Für mich war das Kulturhauptstadtjahr 2010 bereits 2007 zu Ende. Im Dezember 2007 fasste ich den Entschluss, mich aus dem Vorzeigeprojekt Pottporus zu verabschieden. Die sich klar abzeichnenden autokraten Projektstrukturen veranlassten mich zur Räumung des Feldes. Pottporus – ein Projekt zur Förderung der Migrantenkultur? Fehlanzeige. Der einzige Sinn, den dieses Projekt verfolgt, sind die wirtschaftlichen Interessen einer einzigen Person. Alles andere ist potemkinscher Schein. Hinter den Kulissen wird manipuliert, getrickst, geschoben, vertuscht, da geht es um Vorteilsnahme, um eitle Selbstinszenierung und Personenkult. Skrupel? Nein – warum auch? Wer denkt, es müsste dort alles mit rechten Dingen zugehen, sieht sich getäuscht.

Aber wen interessiert das? Der Glanz muss gewahrt bleiben. Die MELEZ-Verantwortlichen klatschen, – ah – Pottporus, tolle Sache. So ein Konzept hätten sie für 2010 gesucht. Im Herner Rathaus, den Flottmann-Hallen das gleiche. Claqueure allerorten.

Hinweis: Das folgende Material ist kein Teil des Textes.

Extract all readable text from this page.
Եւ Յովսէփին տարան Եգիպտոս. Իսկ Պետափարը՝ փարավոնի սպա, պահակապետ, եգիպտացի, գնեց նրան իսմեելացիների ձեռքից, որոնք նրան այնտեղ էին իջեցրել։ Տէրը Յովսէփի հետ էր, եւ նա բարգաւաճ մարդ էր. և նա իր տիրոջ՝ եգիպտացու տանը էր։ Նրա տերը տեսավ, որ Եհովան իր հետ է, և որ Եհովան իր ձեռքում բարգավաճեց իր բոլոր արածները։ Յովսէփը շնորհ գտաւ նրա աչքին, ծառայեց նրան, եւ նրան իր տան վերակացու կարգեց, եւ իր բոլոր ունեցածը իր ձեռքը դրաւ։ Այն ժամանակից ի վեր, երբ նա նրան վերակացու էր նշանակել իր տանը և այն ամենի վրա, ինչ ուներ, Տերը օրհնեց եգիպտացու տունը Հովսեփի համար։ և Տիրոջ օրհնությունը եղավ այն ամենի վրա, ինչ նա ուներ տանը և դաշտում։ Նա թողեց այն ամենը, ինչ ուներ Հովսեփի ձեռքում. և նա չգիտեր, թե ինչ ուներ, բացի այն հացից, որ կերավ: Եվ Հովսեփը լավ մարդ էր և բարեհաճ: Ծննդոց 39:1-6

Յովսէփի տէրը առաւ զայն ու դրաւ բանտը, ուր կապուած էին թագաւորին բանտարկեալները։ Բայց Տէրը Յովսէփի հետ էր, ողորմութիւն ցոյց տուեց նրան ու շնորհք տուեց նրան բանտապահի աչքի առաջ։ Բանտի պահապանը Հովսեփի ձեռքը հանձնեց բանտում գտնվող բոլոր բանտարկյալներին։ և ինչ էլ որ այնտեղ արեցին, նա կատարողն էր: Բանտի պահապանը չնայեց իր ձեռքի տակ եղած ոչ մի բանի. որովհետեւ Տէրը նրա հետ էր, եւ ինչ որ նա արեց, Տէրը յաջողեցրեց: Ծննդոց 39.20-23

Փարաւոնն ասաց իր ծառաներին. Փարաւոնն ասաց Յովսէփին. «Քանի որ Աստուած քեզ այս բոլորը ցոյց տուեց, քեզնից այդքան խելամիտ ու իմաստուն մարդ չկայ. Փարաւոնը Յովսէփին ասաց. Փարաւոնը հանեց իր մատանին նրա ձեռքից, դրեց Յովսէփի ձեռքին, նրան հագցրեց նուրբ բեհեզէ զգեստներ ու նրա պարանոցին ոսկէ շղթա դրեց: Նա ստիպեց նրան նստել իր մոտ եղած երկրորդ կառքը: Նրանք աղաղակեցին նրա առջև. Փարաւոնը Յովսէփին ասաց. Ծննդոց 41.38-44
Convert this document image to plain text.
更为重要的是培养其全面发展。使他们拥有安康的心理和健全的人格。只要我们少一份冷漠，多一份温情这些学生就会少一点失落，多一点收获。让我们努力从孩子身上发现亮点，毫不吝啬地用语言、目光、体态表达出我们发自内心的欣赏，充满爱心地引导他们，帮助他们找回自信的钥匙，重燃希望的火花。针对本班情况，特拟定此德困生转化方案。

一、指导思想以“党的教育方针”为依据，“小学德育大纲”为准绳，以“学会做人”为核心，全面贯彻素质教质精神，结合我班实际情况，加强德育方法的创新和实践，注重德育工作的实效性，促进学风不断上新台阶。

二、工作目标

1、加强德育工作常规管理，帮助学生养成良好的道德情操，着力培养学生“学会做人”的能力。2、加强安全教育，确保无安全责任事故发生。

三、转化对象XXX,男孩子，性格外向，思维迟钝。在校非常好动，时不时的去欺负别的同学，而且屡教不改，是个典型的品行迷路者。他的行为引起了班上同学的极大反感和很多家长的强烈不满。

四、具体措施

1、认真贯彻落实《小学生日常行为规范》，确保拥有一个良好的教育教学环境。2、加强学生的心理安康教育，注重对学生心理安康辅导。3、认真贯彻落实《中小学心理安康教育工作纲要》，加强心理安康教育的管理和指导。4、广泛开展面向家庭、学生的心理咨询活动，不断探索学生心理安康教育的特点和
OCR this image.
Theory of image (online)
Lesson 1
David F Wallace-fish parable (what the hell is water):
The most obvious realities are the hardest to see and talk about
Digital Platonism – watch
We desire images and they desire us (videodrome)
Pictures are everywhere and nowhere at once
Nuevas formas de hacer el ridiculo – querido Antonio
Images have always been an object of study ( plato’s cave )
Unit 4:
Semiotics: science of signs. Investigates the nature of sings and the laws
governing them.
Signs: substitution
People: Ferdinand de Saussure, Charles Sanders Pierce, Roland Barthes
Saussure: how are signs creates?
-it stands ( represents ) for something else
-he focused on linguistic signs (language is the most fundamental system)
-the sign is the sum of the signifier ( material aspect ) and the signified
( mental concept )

Seit geraumer Zeit ist Pottporus wieder online. Vor meinem Weggang im Februar 2008 habe ich über 300 Beiträge aus dem Pottporus-Blog gelöscht. Jetzt heißt der Laden »Pottporus - European Centre of HipHop Culture«. Eine kleine kreative Änderung im Namen und schon klingt alles viel versprechend neu, selbsterdacht.


Deckblatt und Rückseite des Pottporus - Konzepts

Neu? Zur Erinnerung: Am Pottporus-Konzept und am Konzept für ein »European HipHop Culture Centre« in Herne beanspruche ich zu 50 Prozent das Urheberrecht. Abgesehen davon, dass jeder dort geschriebene Satz von mir stammt, geht Pottporus großzügig davon aus, ich hätte mit meiner Absenz auf mein Urheberrecht verzichtet. Dieser Eindruck ist falsch. Jeder Involvierte weiß das, aber es wird so getan, als seien meine Ideen Allgemeingut, über das beliebig verfügt werden kann. Die Strategie ist schweigen, aussitzen, ignorieren. Ginge es allein um das Ideelle, würde ich kein Aufheben darum machen. Aber wie immer geht es ums Geld.